Considering “vagina” obscene is manifestly asinine. “Vagina” carries none of the carnality of “snatch” or “pussy.” It belies none of the misogyny of “cunt” or “twat” and none of the puerility of “bajingo” or “hoo-ha.” In fact, it is the only word in the layman’s parlance that manages to refer simply to the area between the vulva and uterus. So if one were to refer to that space at all, it would seem that the most neutral way in which one could do it would be to use “vagina.”
So Michigan Republicans involved have acted in such a way as to epitomize the worst, most Victorian aspect of American sexuality: we love to talk about sex, but only in mind-numbingly connotative code. They have also betrayed in themselves a disturbing squeamishness about the facts of femininity. But I daresay very little of this is news.
What I find so dumbfounding, so stupefying, though, is what Michigan Republican Mike Callton had to say in support of the silencing: “It was so offensive, I don’t even want to say it in front of women. I would not say that in mixed company.”
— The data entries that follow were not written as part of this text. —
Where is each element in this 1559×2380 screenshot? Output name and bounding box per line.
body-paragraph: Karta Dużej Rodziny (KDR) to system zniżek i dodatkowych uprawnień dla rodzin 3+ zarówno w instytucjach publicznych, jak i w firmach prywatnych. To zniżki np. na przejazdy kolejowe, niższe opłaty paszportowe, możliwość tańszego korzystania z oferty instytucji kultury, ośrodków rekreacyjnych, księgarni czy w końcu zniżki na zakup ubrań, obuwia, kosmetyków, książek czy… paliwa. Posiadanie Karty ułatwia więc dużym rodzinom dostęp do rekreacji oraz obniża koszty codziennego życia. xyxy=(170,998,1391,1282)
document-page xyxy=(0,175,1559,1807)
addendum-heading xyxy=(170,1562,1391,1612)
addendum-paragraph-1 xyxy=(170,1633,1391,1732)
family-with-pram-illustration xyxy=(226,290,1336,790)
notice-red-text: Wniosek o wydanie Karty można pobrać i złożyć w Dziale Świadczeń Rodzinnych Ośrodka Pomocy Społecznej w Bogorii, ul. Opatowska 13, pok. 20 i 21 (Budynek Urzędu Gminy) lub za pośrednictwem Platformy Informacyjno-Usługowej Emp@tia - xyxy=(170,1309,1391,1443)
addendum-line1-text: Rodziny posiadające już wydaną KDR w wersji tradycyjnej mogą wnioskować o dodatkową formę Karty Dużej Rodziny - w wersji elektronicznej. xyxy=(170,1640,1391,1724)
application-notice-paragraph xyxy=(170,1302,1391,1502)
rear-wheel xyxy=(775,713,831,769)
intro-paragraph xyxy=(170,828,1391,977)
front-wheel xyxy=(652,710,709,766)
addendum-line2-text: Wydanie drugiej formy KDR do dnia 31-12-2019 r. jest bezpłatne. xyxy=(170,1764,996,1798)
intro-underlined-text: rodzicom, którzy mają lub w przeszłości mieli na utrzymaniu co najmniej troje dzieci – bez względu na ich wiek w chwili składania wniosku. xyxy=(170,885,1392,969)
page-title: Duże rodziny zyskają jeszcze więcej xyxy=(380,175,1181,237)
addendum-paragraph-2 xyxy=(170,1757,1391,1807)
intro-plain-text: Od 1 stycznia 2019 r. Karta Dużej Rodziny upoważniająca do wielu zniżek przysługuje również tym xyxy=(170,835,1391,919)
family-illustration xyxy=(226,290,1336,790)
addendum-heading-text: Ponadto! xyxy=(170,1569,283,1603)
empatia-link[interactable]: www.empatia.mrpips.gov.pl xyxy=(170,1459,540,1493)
Let’s try to parse this comment a bit. Callton finds “vagina,” a direct and unadorned term, to be offensive, which is to say that certain parts of the female anatomy make him uncomfortable, at least when referred to publicly. And he also seems duty-bound to protect women from obscenity, which by itself is a kind of chauvinism. But that’s really beside the point, because the word about which he is being chauvinistic is a word that references women. So Mike Callton seems to think that women ought not hear words which reference their own gender if they have not been sanitized for the evidently delicate and hysteria-prone female sensibility. Women must be therefore be protected from thinking too much about themselves, because women are both fragile and gross.
Unless Mr. Callton suffered some brief cerebral short-circuit at the time of his speaking, he seems to be able to sincerely hold these antique beliefs together. And for that he deserves a perverse kind of applause. I suspect, though, that it will be drowned out by all the boos he and his cronies deserve for everything else.